Maalesef Türkiye'de de Ermenistan Cumhurbaşkanı gibi düşünen ve her fırsatta da Ermeni fanatizmini savunan kişi/kişiler de var. Aslında bu kişi/kişiler yadırganmamalıdır. Nitekim Büyük Önder Atatürk, "... Her devirde, her memlekette ve her zaman zuhur ettiği gibi bizde de kalp ve asabı zayıf kavrayışsız insanlarla beraber vatansız ve aynı zamanda refah ve şahsi menfaatini vatan ve milletin zarında arayan adi kimseler vardır..." demiştir.
Bugünde, ülkemizde, dış ve iç şer odakların, çıkarları doğrultusunda maddi menfaat karşılığı, hizmet eden, pek çok vatan haini var. Bu hinler, Türkiye' in, uluslararası arenada, güç durumda kalması veya uşağı olduğu kesimlerin menfaatlerinin gerçekleşmesi için, açık veya örtülü olarak, gayret ve çaba gösterirler. Her zemin ve fırsatı da, en iyi şekilde değerlendirirler.
Öte yandan, Türklere yönelik, başta ASALA olmak üzere, Ermeni terör örgütlerinin saldırıları sonucu, aralarında diplomatlar, güvenlik görevlileri ve işadamlarının da bulunduğu 41 Türk vatandaşımız katledildi. TCK' nın 301. maddesi kalksın diyenler veya kaldıracak olanlar, sözde Ermeni soykırımının 93`inci yıldönümü nedeniyle düzenlenen anma ve Hrant Dink' in, cenaze töreninde, yaşananları ve atılan sloganları, çok iyi değerlendirmesi gerekir. O zaman kime hizmet ettiklerini, net bir şekilde göreceklerdir.
Türk halkı, artık Ermenilerle ilgili gerçekleri bilmek ve gereğini de yapmak zorundadır. "Devletin kurumlarına" ," Türk Bayrağı" ve "Devletine" hakaret edenler, caydırıcı ceza görmedikleri sürece, bu kepazelik bitmeyecektir. Hatta TCK' nin 301. maddesinde, değişiklik yaptıktan sonra, Türklere ve devlete kaşı hakaretler daha da artacaktır.
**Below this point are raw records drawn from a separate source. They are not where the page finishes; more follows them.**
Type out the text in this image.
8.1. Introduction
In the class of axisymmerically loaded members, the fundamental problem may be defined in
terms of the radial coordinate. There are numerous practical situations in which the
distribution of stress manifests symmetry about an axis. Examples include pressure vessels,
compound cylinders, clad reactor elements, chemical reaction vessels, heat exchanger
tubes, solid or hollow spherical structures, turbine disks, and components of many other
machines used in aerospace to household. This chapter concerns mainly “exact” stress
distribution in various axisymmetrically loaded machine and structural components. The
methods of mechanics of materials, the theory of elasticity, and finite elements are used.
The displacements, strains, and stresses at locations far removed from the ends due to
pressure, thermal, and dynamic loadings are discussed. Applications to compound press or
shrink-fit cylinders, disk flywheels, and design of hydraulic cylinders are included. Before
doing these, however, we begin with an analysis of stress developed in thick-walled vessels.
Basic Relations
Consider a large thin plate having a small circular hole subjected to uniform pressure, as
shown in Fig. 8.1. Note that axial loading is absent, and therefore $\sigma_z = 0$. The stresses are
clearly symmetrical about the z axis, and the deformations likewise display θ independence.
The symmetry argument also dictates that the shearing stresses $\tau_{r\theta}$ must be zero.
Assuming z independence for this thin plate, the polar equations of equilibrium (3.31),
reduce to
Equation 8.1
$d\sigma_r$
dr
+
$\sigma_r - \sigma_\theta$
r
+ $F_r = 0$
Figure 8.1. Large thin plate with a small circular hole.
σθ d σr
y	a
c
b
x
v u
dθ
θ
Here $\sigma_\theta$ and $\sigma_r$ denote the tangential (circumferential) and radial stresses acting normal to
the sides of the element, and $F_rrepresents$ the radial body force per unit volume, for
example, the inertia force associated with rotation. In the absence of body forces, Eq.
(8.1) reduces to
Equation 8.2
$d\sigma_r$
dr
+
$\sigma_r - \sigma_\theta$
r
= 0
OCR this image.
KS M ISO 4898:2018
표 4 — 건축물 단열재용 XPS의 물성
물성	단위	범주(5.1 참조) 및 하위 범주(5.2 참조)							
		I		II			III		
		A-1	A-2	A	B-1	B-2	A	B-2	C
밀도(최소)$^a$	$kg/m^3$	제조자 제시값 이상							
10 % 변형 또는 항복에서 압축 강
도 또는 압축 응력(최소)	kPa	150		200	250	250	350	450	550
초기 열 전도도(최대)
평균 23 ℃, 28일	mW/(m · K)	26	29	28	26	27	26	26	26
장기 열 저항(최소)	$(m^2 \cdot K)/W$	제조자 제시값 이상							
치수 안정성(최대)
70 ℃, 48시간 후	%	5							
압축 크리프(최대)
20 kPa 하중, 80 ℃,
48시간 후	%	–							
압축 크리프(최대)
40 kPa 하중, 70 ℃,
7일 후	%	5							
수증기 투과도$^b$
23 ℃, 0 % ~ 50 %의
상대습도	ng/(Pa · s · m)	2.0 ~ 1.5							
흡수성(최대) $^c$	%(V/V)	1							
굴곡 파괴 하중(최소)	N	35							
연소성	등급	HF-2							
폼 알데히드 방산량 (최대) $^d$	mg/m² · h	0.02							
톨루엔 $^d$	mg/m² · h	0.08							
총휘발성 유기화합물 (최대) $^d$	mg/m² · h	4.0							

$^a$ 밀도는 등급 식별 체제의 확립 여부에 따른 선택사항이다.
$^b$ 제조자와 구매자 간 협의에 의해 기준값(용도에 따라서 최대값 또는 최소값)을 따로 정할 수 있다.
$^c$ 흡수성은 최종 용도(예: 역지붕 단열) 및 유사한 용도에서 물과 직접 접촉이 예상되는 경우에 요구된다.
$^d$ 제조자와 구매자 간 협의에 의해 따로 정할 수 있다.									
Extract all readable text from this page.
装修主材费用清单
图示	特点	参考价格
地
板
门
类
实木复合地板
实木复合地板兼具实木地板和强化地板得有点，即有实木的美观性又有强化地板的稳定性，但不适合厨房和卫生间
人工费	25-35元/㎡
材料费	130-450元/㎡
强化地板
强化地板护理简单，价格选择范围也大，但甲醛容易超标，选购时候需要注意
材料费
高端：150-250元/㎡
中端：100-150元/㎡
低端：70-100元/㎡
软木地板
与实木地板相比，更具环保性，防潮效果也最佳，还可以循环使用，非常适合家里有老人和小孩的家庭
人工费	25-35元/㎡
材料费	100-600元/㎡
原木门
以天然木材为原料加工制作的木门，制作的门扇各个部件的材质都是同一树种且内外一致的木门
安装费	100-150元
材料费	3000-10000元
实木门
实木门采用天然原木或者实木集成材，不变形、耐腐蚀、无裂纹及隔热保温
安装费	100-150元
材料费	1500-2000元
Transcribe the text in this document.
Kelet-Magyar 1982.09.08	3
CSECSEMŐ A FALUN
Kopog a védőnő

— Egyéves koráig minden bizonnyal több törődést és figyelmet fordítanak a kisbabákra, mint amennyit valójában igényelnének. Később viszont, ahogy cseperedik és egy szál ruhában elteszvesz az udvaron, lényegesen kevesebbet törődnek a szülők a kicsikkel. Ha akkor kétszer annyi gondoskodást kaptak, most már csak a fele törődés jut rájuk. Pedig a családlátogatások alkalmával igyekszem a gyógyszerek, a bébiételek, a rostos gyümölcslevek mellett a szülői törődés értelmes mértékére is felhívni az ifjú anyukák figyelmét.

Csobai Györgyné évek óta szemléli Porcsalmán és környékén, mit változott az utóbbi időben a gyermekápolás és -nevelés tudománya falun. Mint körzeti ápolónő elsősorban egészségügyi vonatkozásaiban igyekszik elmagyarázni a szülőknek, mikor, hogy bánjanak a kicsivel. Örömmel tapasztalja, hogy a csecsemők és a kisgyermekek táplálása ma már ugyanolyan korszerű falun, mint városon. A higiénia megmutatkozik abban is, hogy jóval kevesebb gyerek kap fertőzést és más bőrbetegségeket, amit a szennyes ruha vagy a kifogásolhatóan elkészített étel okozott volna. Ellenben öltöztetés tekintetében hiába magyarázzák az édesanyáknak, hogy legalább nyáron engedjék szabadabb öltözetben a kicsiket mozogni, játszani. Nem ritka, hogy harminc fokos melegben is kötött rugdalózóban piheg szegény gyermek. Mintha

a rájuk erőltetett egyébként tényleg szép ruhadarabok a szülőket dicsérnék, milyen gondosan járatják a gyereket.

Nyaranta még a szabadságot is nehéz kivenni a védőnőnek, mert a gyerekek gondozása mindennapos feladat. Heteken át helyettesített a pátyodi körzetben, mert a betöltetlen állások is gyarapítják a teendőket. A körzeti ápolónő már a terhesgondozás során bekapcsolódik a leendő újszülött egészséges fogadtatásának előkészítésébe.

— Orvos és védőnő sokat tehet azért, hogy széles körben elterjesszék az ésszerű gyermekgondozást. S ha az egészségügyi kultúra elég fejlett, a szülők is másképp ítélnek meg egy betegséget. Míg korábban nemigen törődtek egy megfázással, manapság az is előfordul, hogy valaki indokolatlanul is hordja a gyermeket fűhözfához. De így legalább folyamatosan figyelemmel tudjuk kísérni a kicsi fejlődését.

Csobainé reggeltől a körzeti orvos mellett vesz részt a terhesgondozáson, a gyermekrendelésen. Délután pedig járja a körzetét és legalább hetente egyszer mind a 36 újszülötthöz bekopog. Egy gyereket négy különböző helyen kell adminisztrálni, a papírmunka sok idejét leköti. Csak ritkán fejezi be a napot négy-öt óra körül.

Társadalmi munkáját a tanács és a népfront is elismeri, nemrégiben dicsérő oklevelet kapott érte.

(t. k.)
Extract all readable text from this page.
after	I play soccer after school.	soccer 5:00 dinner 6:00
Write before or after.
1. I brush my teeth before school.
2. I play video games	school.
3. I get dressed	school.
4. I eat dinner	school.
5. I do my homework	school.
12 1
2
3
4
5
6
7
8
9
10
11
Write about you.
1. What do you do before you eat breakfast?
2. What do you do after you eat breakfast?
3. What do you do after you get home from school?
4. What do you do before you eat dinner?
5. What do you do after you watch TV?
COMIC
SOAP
Şu bir gerçek ki Ermenileri, önce Ruslar, sonra da İngiliz ve Fransızlar, Birinci Dünya Savaşı'ndan, Kurtuluş Savaşı'na uzanan dönemde, Osmanlı İmparatorluğunu parçalamak için, taşeron olarak kullandılar. Bugünde kullanıyorlar.
Ermeniler hayali de bellidir. Sözde iddialarını, tüm dünyaya "tanıtmak", Türkiye'yi bu temelsiz iddiaları "tanımak" zorunda bırakmak, Türkiye'den "tazminat" ve "toprak" alarak, "Büyük Ermenistan" rüyasını gerçekleştirmektir
Bu gerçeklere rağmen, Türkiye' de, Ermenilere karşı herhangi bir düşmanlık olmadı ama Ermeni fanatizmi, gündemden düşmüyor. Ermenistan'ın, bir an önce kendisini; var olmayan saplantılı Diaspora beklentilerinden arındırarak, gelecek nesillerini, tek yönlü, kin ve nefretten de kurtarması gerekiyor.